Almost as soon as it left the station, their commuter train crossed the sparkling winter river. It would pass through the suburbs and then the countryside, arriving after two hours at a seaside town. Fortunately, theirs wasn’t a long journey, and next week, they were going to Rome; in January he was taking her to India. He wanted her to see Calcutta. He wouldn’t travel alone any more. His pleasure was only in her.

Holding hands they looked out at Victorian schools and small garages located under railway arches. There were frozen football pitches, allotments, and the backs of industrial estates where cork tiles and bathroom fittings were manufactured, as well as carpet warehouses and metalwork shops. When the landscape grew more open, railway tracks stretched in every direction, a fan of possibilities. Majid said that passing through the outskirts of London reminded him what an old country Britain was, and how manifestly dilapidated.

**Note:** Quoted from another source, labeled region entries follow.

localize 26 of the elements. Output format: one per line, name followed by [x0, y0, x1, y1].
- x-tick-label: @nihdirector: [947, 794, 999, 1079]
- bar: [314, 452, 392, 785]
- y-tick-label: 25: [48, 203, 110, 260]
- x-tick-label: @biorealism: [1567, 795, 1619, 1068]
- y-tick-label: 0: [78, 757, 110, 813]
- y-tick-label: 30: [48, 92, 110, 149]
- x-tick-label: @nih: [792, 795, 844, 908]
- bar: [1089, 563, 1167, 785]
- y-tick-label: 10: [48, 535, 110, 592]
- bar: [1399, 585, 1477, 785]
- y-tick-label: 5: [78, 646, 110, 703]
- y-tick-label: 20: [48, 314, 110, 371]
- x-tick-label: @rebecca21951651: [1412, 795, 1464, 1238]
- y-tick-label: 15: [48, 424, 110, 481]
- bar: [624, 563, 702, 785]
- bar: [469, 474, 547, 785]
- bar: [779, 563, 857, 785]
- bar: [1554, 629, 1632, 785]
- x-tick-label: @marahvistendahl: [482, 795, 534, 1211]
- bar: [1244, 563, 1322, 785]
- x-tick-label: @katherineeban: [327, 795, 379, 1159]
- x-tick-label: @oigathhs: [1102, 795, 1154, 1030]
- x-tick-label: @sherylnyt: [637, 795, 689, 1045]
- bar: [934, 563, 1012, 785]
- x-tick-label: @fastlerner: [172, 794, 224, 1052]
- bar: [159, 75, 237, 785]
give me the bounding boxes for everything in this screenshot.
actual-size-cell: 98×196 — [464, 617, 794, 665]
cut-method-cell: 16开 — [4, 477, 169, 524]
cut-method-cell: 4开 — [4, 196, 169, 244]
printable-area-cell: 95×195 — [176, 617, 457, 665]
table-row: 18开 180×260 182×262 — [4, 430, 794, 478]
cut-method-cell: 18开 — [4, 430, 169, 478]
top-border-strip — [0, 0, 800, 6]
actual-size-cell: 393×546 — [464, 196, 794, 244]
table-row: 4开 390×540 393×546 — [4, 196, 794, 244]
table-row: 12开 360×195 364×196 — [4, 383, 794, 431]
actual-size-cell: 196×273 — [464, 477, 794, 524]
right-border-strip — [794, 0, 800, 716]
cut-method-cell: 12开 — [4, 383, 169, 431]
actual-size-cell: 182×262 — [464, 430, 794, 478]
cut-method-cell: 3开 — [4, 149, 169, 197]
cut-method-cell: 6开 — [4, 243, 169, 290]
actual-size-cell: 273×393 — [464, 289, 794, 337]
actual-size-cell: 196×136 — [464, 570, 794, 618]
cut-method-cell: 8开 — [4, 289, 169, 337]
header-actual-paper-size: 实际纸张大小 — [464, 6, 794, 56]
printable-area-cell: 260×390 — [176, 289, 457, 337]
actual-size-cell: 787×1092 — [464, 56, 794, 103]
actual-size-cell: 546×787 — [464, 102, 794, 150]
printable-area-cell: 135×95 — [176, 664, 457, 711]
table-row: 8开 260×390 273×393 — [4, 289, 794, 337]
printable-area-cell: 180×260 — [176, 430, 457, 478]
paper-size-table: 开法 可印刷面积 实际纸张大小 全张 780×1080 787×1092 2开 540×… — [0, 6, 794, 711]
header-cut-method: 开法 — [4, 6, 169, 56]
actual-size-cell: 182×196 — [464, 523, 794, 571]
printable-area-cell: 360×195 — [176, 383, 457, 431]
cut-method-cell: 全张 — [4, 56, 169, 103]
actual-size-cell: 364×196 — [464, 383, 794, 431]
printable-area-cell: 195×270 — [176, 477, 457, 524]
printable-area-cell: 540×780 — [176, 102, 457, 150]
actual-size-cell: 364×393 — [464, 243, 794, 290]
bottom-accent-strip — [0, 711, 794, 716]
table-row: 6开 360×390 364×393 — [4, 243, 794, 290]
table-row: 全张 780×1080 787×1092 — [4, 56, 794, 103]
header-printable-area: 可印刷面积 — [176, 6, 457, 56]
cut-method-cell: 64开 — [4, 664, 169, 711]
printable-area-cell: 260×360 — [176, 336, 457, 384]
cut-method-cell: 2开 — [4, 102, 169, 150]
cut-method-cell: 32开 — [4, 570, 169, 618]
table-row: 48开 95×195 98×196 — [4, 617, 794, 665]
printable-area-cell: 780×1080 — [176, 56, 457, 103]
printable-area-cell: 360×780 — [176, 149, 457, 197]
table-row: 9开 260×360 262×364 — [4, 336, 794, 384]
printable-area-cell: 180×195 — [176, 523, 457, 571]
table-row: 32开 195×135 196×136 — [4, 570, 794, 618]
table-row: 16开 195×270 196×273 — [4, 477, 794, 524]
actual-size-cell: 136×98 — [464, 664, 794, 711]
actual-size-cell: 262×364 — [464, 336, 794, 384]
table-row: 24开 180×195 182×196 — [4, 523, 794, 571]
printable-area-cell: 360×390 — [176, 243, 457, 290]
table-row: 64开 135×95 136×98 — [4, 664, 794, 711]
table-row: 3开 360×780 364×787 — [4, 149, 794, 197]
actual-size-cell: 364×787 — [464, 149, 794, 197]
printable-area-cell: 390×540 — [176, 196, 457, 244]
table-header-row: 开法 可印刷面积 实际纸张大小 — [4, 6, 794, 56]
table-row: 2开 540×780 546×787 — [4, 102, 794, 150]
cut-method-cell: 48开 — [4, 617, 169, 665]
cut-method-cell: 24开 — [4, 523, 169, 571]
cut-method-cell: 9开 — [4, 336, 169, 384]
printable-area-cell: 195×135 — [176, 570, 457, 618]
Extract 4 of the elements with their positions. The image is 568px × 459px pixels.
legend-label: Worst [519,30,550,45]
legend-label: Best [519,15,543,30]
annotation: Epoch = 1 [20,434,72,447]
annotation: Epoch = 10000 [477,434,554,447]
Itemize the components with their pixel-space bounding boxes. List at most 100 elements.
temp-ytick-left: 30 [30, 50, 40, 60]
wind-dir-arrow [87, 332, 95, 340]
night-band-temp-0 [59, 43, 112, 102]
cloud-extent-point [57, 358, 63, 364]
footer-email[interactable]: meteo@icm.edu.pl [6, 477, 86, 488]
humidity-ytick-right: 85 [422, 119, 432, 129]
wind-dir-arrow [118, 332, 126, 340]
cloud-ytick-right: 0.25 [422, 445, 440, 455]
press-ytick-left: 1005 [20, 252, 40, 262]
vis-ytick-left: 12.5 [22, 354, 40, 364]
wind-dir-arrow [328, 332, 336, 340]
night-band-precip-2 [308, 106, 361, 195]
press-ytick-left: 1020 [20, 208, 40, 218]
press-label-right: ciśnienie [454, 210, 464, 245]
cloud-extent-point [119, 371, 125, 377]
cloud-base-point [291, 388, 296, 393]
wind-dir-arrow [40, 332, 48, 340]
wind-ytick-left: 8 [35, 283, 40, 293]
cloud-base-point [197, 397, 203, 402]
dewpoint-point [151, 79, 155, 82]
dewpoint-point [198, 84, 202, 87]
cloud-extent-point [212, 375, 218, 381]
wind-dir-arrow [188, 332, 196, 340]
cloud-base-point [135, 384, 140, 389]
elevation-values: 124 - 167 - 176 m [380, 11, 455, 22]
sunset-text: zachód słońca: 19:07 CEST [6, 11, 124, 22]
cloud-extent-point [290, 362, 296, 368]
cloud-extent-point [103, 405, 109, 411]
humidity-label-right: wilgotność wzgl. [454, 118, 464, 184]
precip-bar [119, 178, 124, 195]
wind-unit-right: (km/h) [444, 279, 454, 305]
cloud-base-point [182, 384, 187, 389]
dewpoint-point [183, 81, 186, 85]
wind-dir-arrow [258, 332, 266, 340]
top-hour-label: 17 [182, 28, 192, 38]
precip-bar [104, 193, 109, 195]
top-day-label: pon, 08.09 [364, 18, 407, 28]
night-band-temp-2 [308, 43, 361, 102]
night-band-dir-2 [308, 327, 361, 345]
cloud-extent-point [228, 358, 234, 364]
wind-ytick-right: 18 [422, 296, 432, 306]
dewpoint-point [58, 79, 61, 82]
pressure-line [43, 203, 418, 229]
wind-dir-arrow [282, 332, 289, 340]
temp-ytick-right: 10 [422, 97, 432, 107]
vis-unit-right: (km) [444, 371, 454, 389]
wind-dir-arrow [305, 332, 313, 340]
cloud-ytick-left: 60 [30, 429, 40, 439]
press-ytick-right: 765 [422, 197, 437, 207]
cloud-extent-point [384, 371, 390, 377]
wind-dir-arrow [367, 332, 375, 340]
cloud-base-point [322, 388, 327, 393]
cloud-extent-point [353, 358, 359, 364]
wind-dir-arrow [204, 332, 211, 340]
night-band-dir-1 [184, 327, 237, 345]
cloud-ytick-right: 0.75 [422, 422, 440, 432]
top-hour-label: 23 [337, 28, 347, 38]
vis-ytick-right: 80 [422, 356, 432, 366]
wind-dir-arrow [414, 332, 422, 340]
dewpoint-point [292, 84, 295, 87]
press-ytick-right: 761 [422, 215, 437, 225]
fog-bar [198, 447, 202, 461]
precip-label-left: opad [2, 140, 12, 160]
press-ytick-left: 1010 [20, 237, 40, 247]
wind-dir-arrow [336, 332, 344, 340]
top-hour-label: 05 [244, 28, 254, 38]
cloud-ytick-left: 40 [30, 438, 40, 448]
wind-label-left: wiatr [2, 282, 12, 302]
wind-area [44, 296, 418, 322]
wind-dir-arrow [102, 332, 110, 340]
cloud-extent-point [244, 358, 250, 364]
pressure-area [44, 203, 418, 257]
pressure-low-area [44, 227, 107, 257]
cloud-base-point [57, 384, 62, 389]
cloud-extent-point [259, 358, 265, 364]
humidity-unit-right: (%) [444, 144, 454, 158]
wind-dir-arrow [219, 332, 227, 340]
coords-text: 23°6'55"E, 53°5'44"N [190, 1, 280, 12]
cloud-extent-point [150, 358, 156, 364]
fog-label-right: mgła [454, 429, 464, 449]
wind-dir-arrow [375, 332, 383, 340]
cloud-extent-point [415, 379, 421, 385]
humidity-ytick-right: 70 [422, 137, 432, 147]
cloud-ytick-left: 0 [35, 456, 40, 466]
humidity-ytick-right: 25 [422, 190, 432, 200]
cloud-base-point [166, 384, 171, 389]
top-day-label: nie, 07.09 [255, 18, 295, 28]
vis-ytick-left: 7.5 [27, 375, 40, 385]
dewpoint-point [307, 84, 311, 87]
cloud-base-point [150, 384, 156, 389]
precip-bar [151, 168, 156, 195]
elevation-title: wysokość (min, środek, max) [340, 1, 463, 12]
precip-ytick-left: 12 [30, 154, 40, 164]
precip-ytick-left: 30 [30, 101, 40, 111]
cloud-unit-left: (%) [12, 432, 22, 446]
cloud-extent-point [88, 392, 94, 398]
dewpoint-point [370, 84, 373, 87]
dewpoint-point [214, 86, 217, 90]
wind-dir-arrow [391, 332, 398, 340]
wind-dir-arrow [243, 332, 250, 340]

She dropped her hand in his lap and stroked him as he took everything in, commenting on what he saw. He looked handsome in his silk shirt, scarf and raincoat. She dressed for him, too, and couldn’t go into a shop without wondering what would please him. A few days before, she’d had her dark hair cut into a bob that skimmed the fur collar of the overcoat she was wearing with knee-length motorcycle boots. At her side was the shoulder bag in which she carried her vitamin pills, journal and lip salve, and the mirror which had convinced her that her eyelids were developing new folds and lines as they shrivelled up. That morning she’d plucked her first grey hair from her head, and placed it inside a book. Yet she still had spots, one on her cheek and one on her upper lip. Before they left, Majid had made her conceal them with make-up, which she never wore.